Para elas, um maior interesse das mulheres em participar de concursos e entrar para a área de segurança seria algo positivo e significante, até mesmo para desmistificar a imagem que existe.
Para Lidiane, de 41 anos, que atua há 19 anos na parte administrativa, o aumento de mulheres ajudaria na inibição dos casos de violência contra a mulher, uma vez que a atuação seria mais rápida e realizada com uma maior sensibilidade. “Houve um aumento, principalmente em Rio Grande da Serra, sobre casos de crimes contra as mulheres. Atualmente, devido a um apoio maior, as mulheres se sentem mais seguras para registrar as ocorrências, principalmente por serem acolhidas por outras mulheres”, afirmou.
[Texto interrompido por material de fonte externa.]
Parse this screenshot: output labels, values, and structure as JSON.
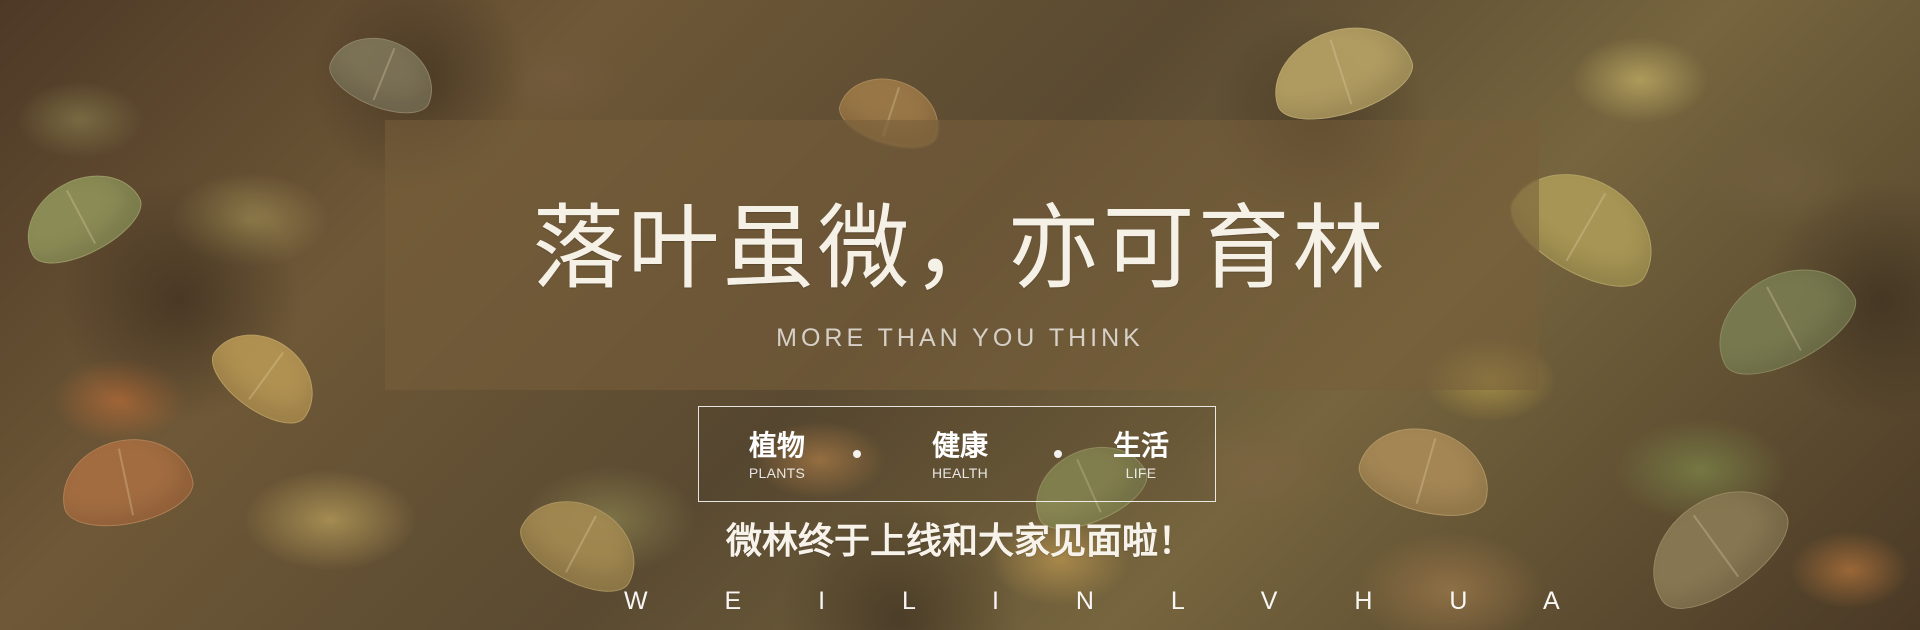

A Escrivã Elisângela, de 45 anos, atua há 7 anos na Delegacia e também relatou uma maior segurança por parte das mulheres que são vítimas em relatar o caso para uma outra mulher, apesar da situação. “Elas se sentem mais seguras, de certo modo, em relatar para outra mulher. Com o tempo ela começa a pegar uma maior confiança… Como somos uma abordagem mais profunda, conseguimos estancar o sangue daquela ferida ali, no momento do atendimento, demonstrando um acolhimento” disse.
“Seria ótimo se tivesse mais mulheres atuando nas funções. Ás vezes saímos daqui carregadas e com um acumulo de coisas. Chegamos em casa e estamos cansadas devido a alguma demanda do dia a dia, um caso mais específico… Então ter mais mulheres e poder dividir um pouco essas questões seria importante para nós também” reforçou Elisângela.
Questionamos também sobre as dificuldades que elas já enfrentaram em algum momento por serem mulheres. Elas relatam que nunca se sentiram desrespeitadas no ambiente de trabalho e que tem muito apoio da equipe.
Para Tânia, que atua como Escrivã há 22 anos, viu sua vida mudar aos 40 anos, quando entrou para a Polícia Civil. Ela relatou que nunca sofreu nenhum tipo de desrespeito de seus colegas. Atualmente, ela está à frente dos inquéritos realizando a segunda etapa. “As mulheres poderiam se dispor mais a participar dos concursos. Apesar da complexidade em alguns momentos, é gratificante ajudar as pessoas e ser reconhecida por isso também” afirmou.
Todas elas afirmam que nunca sofreram desrespeito por parte dos colegas da equipe e que são todos unidos. A Agente de Telecomunicações Eliana, que atua há 25 anos na Polícia Civil, relatou que em diversos momentos já recebeu ajuda de seus colegas por ser mãe solo. “Meus colegas de trabalho sempre me ajudaram com essa questão. Já tiveram ocasiões de emergência que eu precisei sair ou que alguém da equipe me ajudou, até para dar remédio, então eu sinto que é um ambiente de muito respeito e acolhimento” contou ao DiárioRP.
Viviane Bordin, que atualmente tem 47 anos e trabalha há 30 anos na Delegacia, realiza o primeiro atendimento da ocorrência e também afirmou que a paciência e o olhar mais sensível de uma mulher para com outra torna o atendimento mais humano e transmite uma maior segurança, principalmente em casos de violência doméstica ou envolvendo crianças. “Alguns casos realmente nos deixa abaladas, mas tentamos manter o profissionalismo e vamos tocando” disse.